Namun, ketika nasib memaksanya berdiri di lorong-lorong dingin rumah sakit pemerintah, narasi yang ia terima kerap kali berbalik 180 derajat.
Kejadian yang belakangan viral melibatkan oknum tenaga medis di rumah sakit rujukan pemerintah—terkait komentar nirempati di media sosial terhadap pasien BPJS yang mengeluhkan antrean berjam-jam—bukan sekadar riak kecil di media sosial. Kasus tersebut adalah cermin retak yang memantulkan penyakit kronis dalam sistem pelayanan kesehatan publik kita. Dan ketika pihak manajemen berdalih bahwa oknum tersebut “bukan karyawan tetap” melainkan peserta pendidikan spesialis, publik justru makin elus dada. Bagi rakyat awam yang menahan nyeri di atas kursi roda, mereka tidak peduli pada kerumitan status kepegawaian, NIP, atau garis hierarki akademis. Siapa pun yang mengenakan jas putih di dalam gedung milik negara itu adalah wajah dari negara itu sendiri.
Mengapa jurang keramahan dan empati antara Rumah Sakit Swasta dan Rumah Sakit Pemerintah terasa begitu menganga? Mengapa ada kesan bahwa pasien BPJS di RS pemerintah harus rela diperlakukan seadanya, sementara di RS swasta mereka disapa dengan senyum dan tata krama yang manusiawi?

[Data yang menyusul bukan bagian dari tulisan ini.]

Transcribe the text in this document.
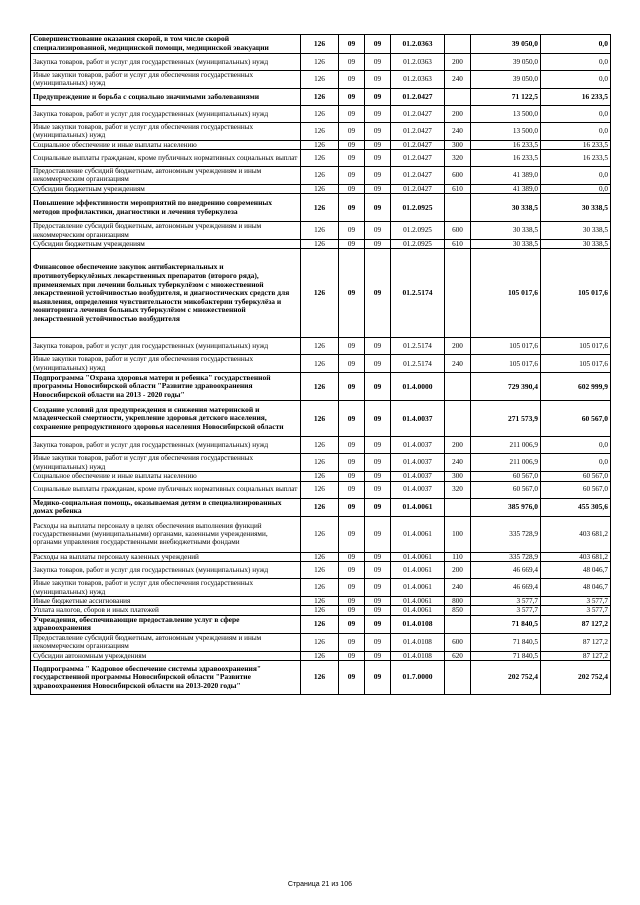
Совершенствование оказания скорой, в том числе скорой специализированной, медицинской помощи, медицинской эвакуации	126	09	09	01.2.0363		39 050,0	0,0
Закупка товаров, работ и услуг для государственных (муниципальных) нужд	126	09	09	01.2.0363	200	39 050,0	0,0
Иные закупки товаров, работ и услуг для обеспечения государственных (муниципальных) нужд	126	09	09	01.2.0363	240	39 050,0	0,0
Предупреждение и борьба с социально значимыми заболеваниями	126	09	09	01.2.0427		71 122,5	16 233,5
Закупка товаров, работ и услуг для государственных (муниципальных) нужд	126	09	09	01.2.0427	200	13 500,0	0,0
Иные закупки товаров, работ и услуг для обеспечения государственных (муниципальных) нужд	126	09	09	01.2.0427	240	13 500,0	0,0
Социальное обеспечение и иные выплаты населению	126	09	09	01.2.0427	300	16 233,5	16 233,5
Социальные выплаты гражданам, кроме публичных нормативных социальных выплат	126	09	09	01.2.0427	320	16 233,5	16 233,5
Предоставление субсидий бюджетным, автономным учреждениям и иным некоммерческим организациям	126	09	09	01.2.0427	600	41 389,0	0,0
Субсидии бюджетным учреждениям	126	09	09	01.2.0427	610	41 389,0	0,0
Повышение эффективности мероприятий по внедрению современных методов профилактики, диагностики и лечения туберкулеза	126	09	09	01.2.0925		30 338,5	30 338,5
Предоставление субсидий бюджетным, автономным учреждениям и иным некоммерческим организациям	126	09	09	01.2.0925	600	30 338,5	30 338,5
Субсидии бюджетным учреждениям	126	09	09	01.2.0925	610	30 338,5	30 338,5
Финансовое обеспечение закупок антибактериальных и противотуберкулёзных лекарственных препаратов (второго ряда), применяемых при лечении больных туберкулёзом с множественной лекарственной устойчивостью возбудителя, и диагностических средств для выявления, определения чувствительности микобактерии туберкулёза и мониторинга лечения больных туберкулёзом с множественной лекарственной устойчивостью возбудителя	126	09	09	01.2.5174		105 017,6	105 017,6
Закупка товаров, работ и услуг для государственных (муниципальных) нужд	126	09	09	01.2.5174	200	105 017,6	105 017,6
Иные закупки товаров, работ и услуг для обеспечения государственных (муниципальных) нужд	126	09	09	01.2.5174	240	105 017,6	105 017,6
Подпрограмма "Охрана здоровья матери и ребенка" государственной программы Новосибирской области "Развитие здравоохранения Новосибирской области на 2013 - 2020 годы"	126	09	09	01.4.0000		729 390,4	602 999,9
Создание условий для предупреждения и снижения материнской и младенческой смертности, укрепление здоровья детского населения, сохранение репродуктивного здоровья населения Новосибирской области	126	09	09	01.4.0037		271 573,9	60 567,0
Закупка товаров, работ и услуг для государственных (муниципальных) нужд	126	09	09	01.4.0037	200	211 006,9	0,0
Иные закупки товаров, работ и услуг для обеспечения государственных (муниципальных) нужд	126	09	09	01.4.0037	240	211 006,9	0,0
Социальное обеспечение и иные выплаты населению	126	09	09	01.4.0037	300	60 567,0	60 567,0
Социальные выплаты гражданам, кроме публичных нормативных социальных выплат	126	09	09	01.4.0037	320	60 567,0	60 567,0
Медико-социальная помощь, оказываемая детям в специализированных домах ребенка	126	09	09	01.4.0061		385 976,0	455 305,6
Расходы на выплаты персоналу в целях обеспечения выполнения функций государственными (муниципальными) органами, казенными учреждениями, органами управления государственными внебюджетными фондами	126	09	09	01.4.0061	100	335 728,9	403 681,2
Расходы на выплаты персоналу казенных учреждений	126	09	09	01.4.0061	110	335 728,9	403 681,2
Закупка товаров, работ и услуг для государственных (муниципальных) нужд	126	09	09	01.4.0061	200	46 669,4	48 046,7
Иные закупки товаров, работ и услуг для обеспечения государственных (муниципальных) нужд	126	09	09	01.4.0061	240	46 669,4	48 046,7
Иные бюджетные ассигнования	126	09	09	01.4.0061	800	3 577,7	3 577,7
Уплата налогов, сборов и иных платежей	126	09	09	01.4.0061	850	3 577,7	3 577,7
Учреждения, обеспечивающие предоставление услуг в сфере здравоохранения	126	09	09	01.4.0108		71 840,5	87 127,2
Предоставление субсидий бюджетным, автономным учреждениям и иным некоммерческим организациям	126	09	09	01.4.0108	600	71 840,5	87 127,2
Субсидии автономным учреждениям	126	09	09	01.4.0108	620	71 840,5	87 127,2
Подпрограмма " Кадровое обеспечение системы здравоохранения" государственной программы Новосибирской области "Развитие здравоохранения Новосибирской области на 2013-2020 годы"	126	09	09	01.7.0000		202 752,4	202 752,4
Страница 21 из 106
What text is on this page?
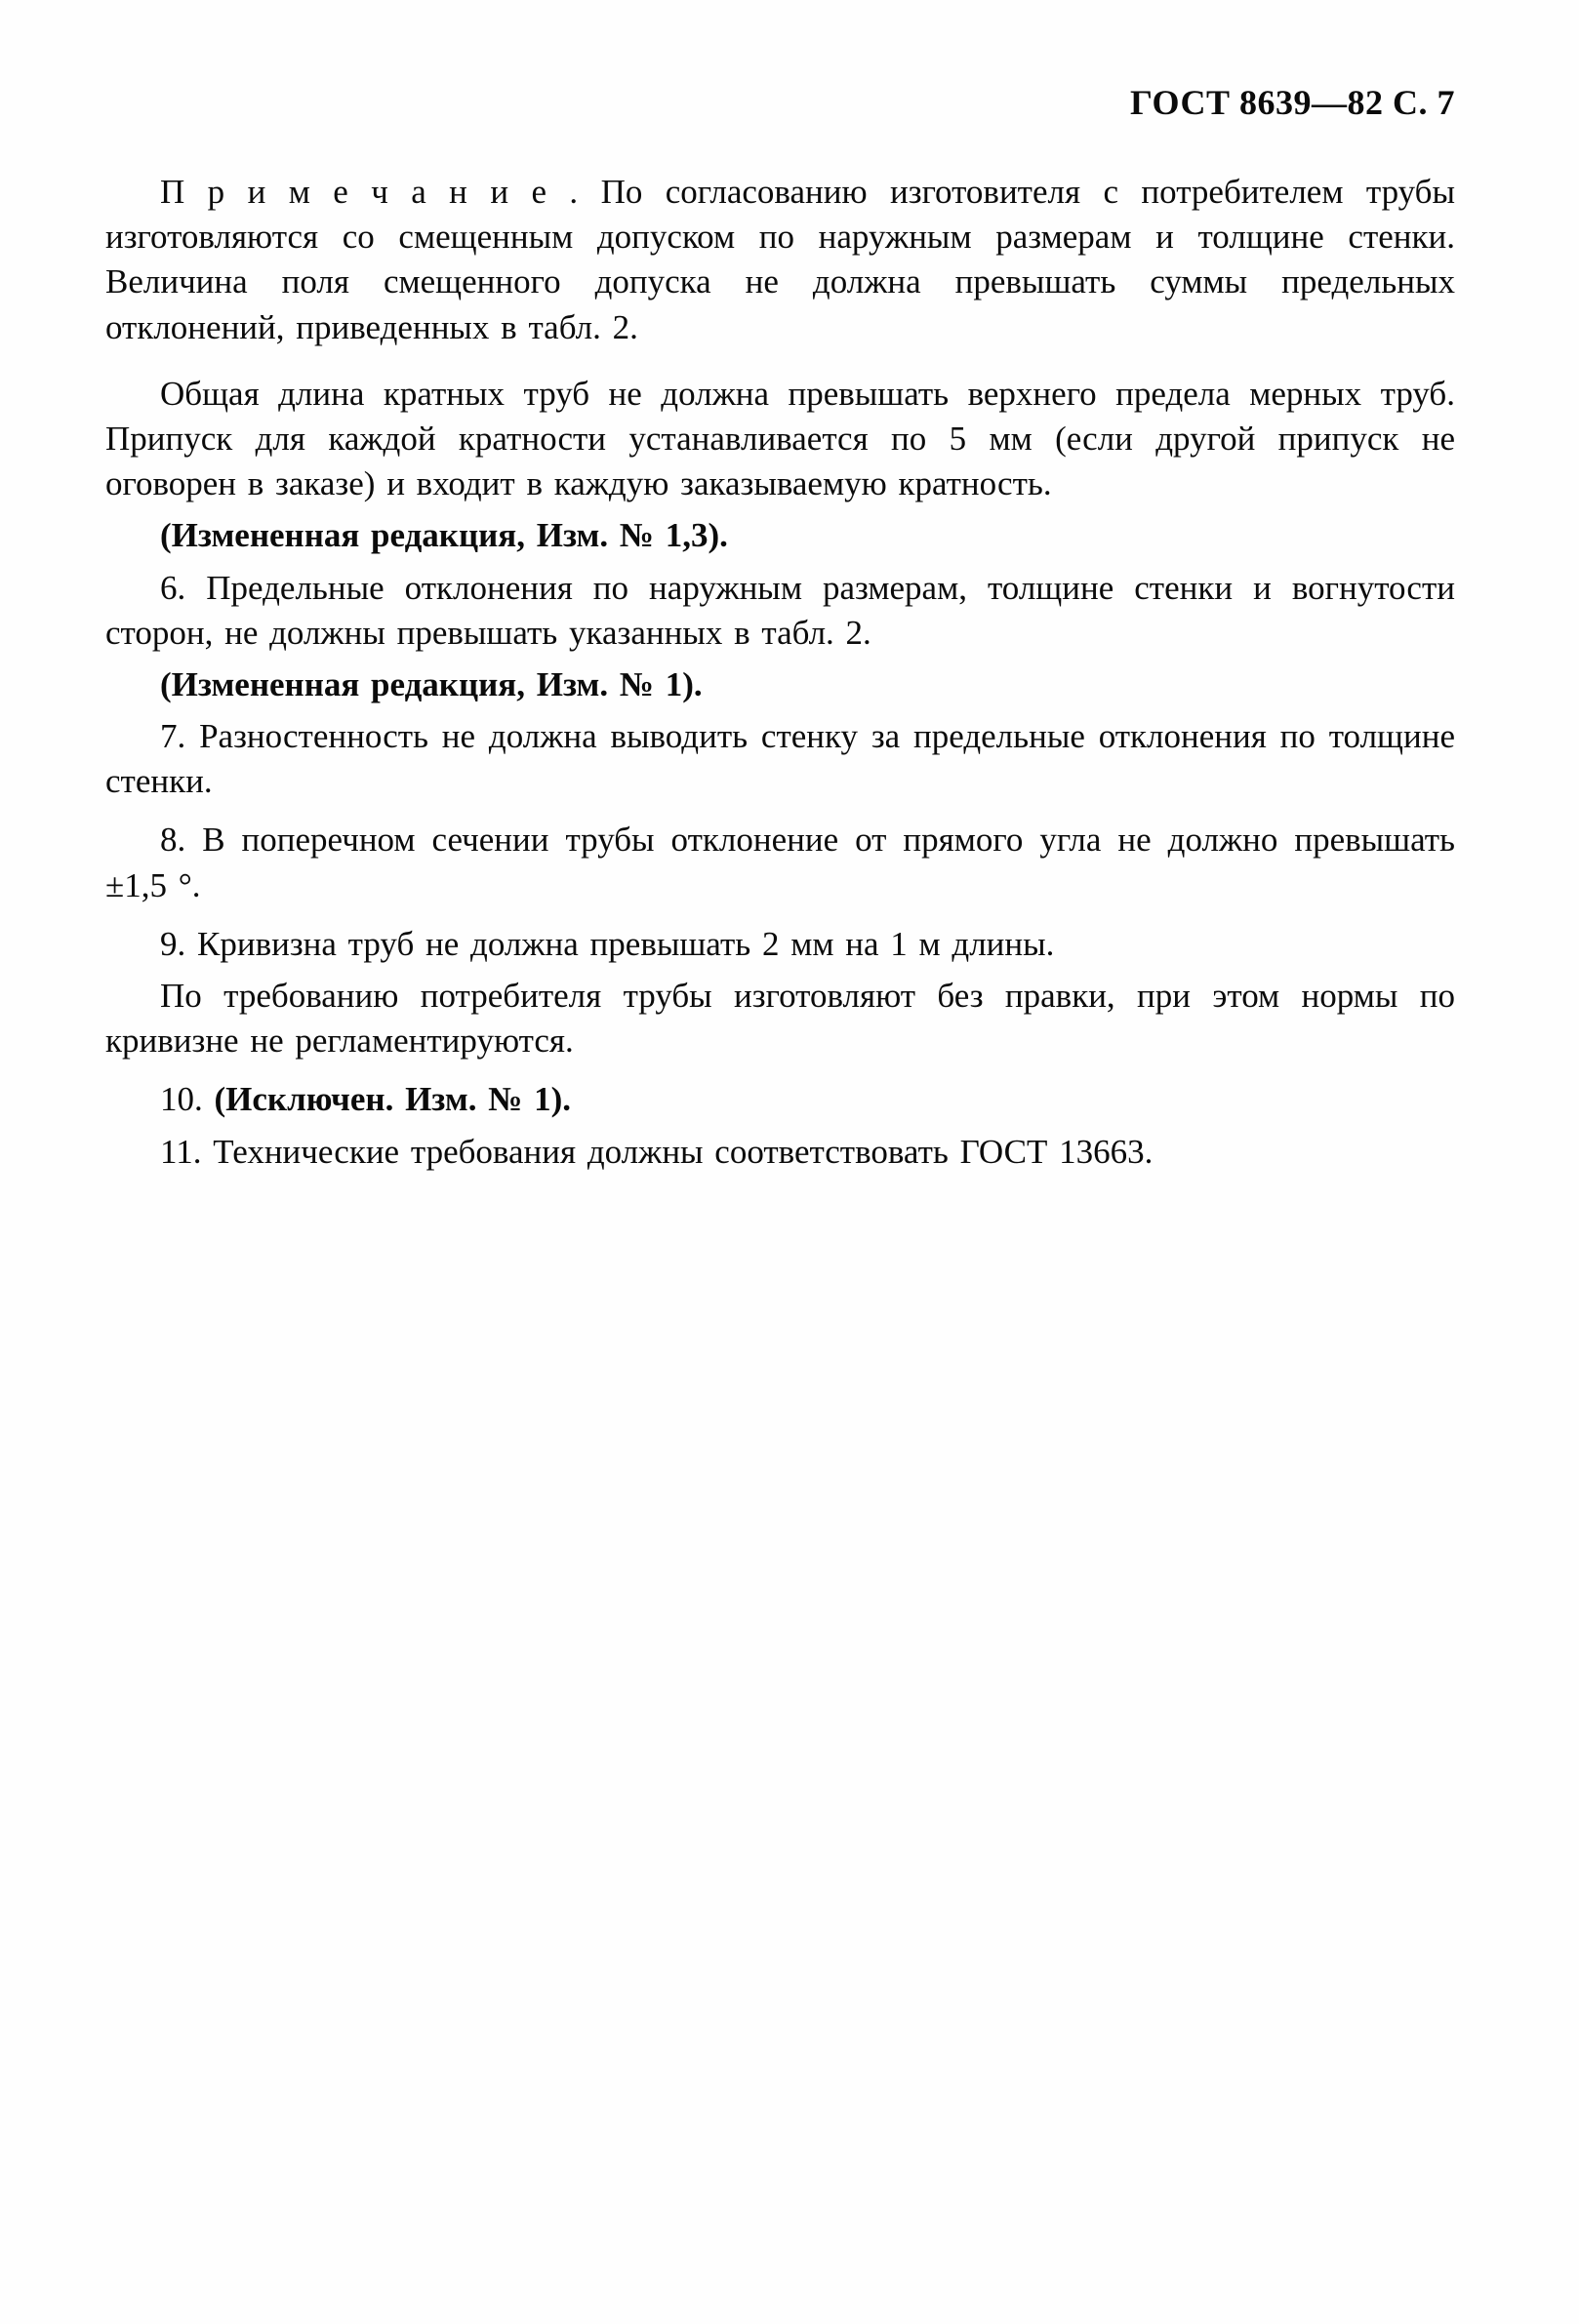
ГОСТ 8639—82 С. 7

П р и м е ч а н и е . По согласованию изготовителя с потребителем трубы изготовляются со смещенным допуском по наружным размерам и толщине стенки. Величина поля смещенного допуска не должна превышать суммы предельных отклонений, приведенных в табл. 2.

Общая длина кратных труб не должна превышать верхнего предела мерных труб. Припуск для каждой кратности устанавливается по 5 мм (если другой припуск не оговорен в заказе) и входит в каждую заказываемую кратность.

(Измененная редакция, Изм. № 1,3).

6. Предельные отклонения по наружным размерам, толщине стенки и вогнутости сторон, не должны превышать указанных в табл. 2.

(Измененная редакция, Изм. № 1).

7. Разностенность не должна выводить стенку за предельные отклонения по толщине стенки.

8. В поперечном сечении трубы отклонение от прямого угла не должно превышать ±1,5 °.

9. Кривизна труб не должна превышать 2 мм на 1 м длины.

По требованию потребителя трубы изготовляют без правки, при этом нормы по кривизне не регламентируются.

10. (Исключен. Изм. № 1).

11. Технические требования должны соответствовать ГОСТ 13663.
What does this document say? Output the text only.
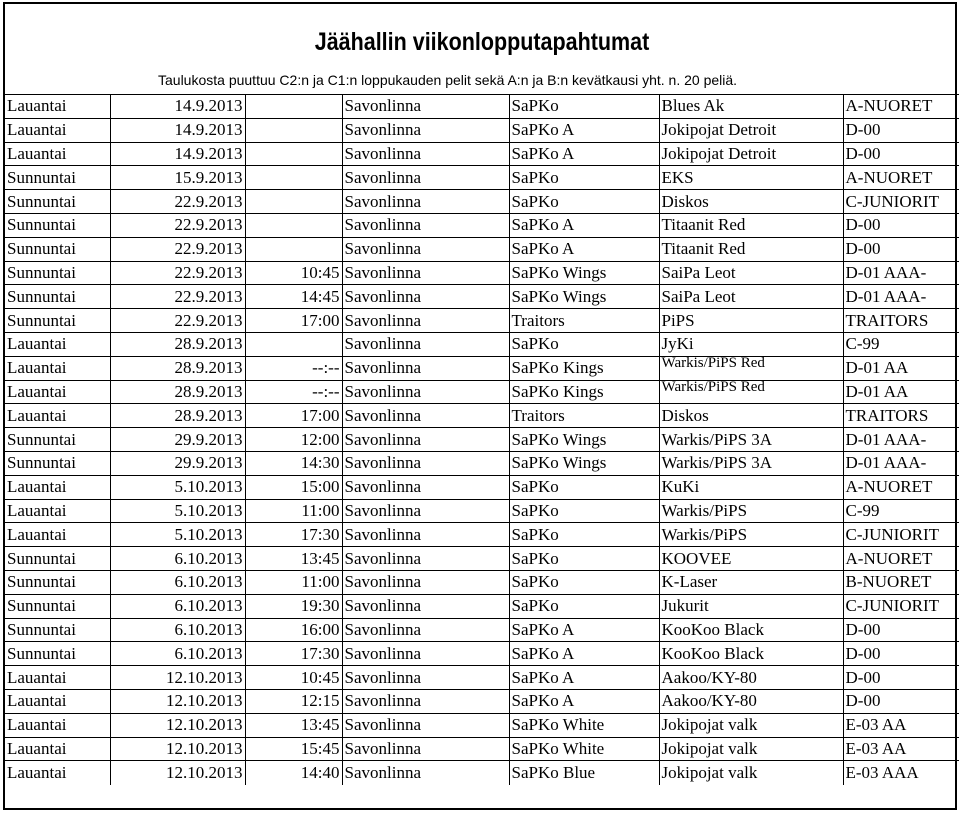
Jäähallin viikonlopputapahtumat
Taulukosta puuttuu C2:n ja C1:n loppukauden pelit sekä A:n ja B:n kevätkausi yht. n. 20 peliä.
Lauantai	14.9.2013		Savonlinna	SaPKo	Blues Ak	A-NUORET
Lauantai	14.9.2013		Savonlinna	SaPKo A	Jokipojat Detroit	D-00
Lauantai	14.9.2013		Savonlinna	SaPKo A	Jokipojat Detroit	D-00
Sunnuntai	15.9.2013		Savonlinna	SaPKo	EKS	A-NUORET
Sunnuntai	22.9.2013		Savonlinna	SaPKo	Diskos	C-JUNIORIT
Sunnuntai	22.9.2013		Savonlinna	SaPKo A	Titaanit Red	D-00
Sunnuntai	22.9.2013		Savonlinna	SaPKo A	Titaanit Red	D-00
Sunnuntai	22.9.2013	10:45	Savonlinna	SaPKo Wings	SaiPa Leot	D-01 AAA-
Sunnuntai	22.9.2013	14:45	Savonlinna	SaPKo Wings	SaiPa Leot	D-01 AAA-
Sunnuntai	22.9.2013	17:00	Savonlinna	Traitors	PiPS	TRAITORS
Lauantai	28.9.2013		Savonlinna	SaPKo	JyKi	C-99
Lauantai	28.9.2013	--:--	Savonlinna	SaPKo Kings	Warkis/PiPS Red	D-01 AA
Lauantai	28.9.2013	--:--	Savonlinna	SaPKo Kings	Warkis/PiPS Red	D-01 AA
Lauantai	28.9.2013	17:00	Savonlinna	Traitors	Diskos	TRAITORS
Sunnuntai	29.9.2013	12:00	Savonlinna	SaPKo Wings	Warkis/PiPS 3A	D-01 AAA-
Sunnuntai	29.9.2013	14:30	Savonlinna	SaPKo Wings	Warkis/PiPS 3A	D-01 AAA-
Lauantai	5.10.2013	15:00	Savonlinna	SaPKo	KuKi	A-NUORET
Lauantai	5.10.2013	11:00	Savonlinna	SaPKo	Warkis/PiPS	C-99
Lauantai	5.10.2013	17:30	Savonlinna	SaPKo	Warkis/PiPS	C-JUNIORIT
Sunnuntai	6.10.2013	13:45	Savonlinna	SaPKo	KOOVEE	A-NUORET
Sunnuntai	6.10.2013	11:00	Savonlinna	SaPKo	K-Laser	B-NUORET
Sunnuntai	6.10.2013	19:30	Savonlinna	SaPKo	Jukurit	C-JUNIORIT
Sunnuntai	6.10.2013	16:00	Savonlinna	SaPKo A	KooKoo Black	D-00
Sunnuntai	6.10.2013	17:30	Savonlinna	SaPKo A	KooKoo Black	D-00
Lauantai	12.10.2013	10:45	Savonlinna	SaPKo A	Aakoo/KY-80	D-00
Lauantai	12.10.2013	12:15	Savonlinna	SaPKo A	Aakoo/KY-80	D-00
Lauantai	12.10.2013	13:45	Savonlinna	SaPKo White	Jokipojat valk	E-03 AA
Lauantai	12.10.2013	15:45	Savonlinna	SaPKo White	Jokipojat valk	E-03 AA
Lauantai	12.10.2013	14:40	Savonlinna	SaPKo Blue	Jokipojat valk	E-03 AAA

Jawabannya terletak pada ketimpangan struktural, sistem insentif yang pincang, dan mentalitas birokrasi yang telah mengakar puluhan tahun.
1. Dinding Tebal Status ASN vs Hukum Pasar RS Swasta
Di rumah sakit swasta, ada kesadaran kolektif yang menghidupi seluruh karyawannya: pasien adalah napas bagi keberlangsungan instansi. Gaji dokter, perawat, hingga petugas kebersihan di RS swasta dibayar dari pendapatan rumah sakit yang bersumber dari klaim dan biaya pelayanan. Jika seorang pasien—baik umum maupun BPJS—mendapatkan pengalaman buruk, merasa direndahkan, lalu membagikan kisah negatifnya ke publik, dampak finansialnya instan. Pasien berpindah, reputasi anjlok, klaim berkurang, dan posisi kerja para karyawan berada di ujung tanduk. Manajemen swasta tidak ragu memutus kontrak staf yang bertindak tidak ramah karena Customer Satisfaction adalah variabel mati-hidup bisnis mereka.
Sebaliknya, di balik dinding-dinding RS pemerintah, bekerja sebuah ekosistem yang relatif kebal terhadap dinamika kepuasan pelanggan. Gaji pokok para Pegawai Negeri Sipil (ASN) atau pejabat struktural mengalir pasti dari APBN dan APBD. Mau pasien yang datang berjumlah sepuluh orang atau seribu orang, mau dokter tersenyum hangat atau bersikap dingin sekeras batu, nilai transfer gaji di akhir bulan tidak akan berkurang sepersen pun.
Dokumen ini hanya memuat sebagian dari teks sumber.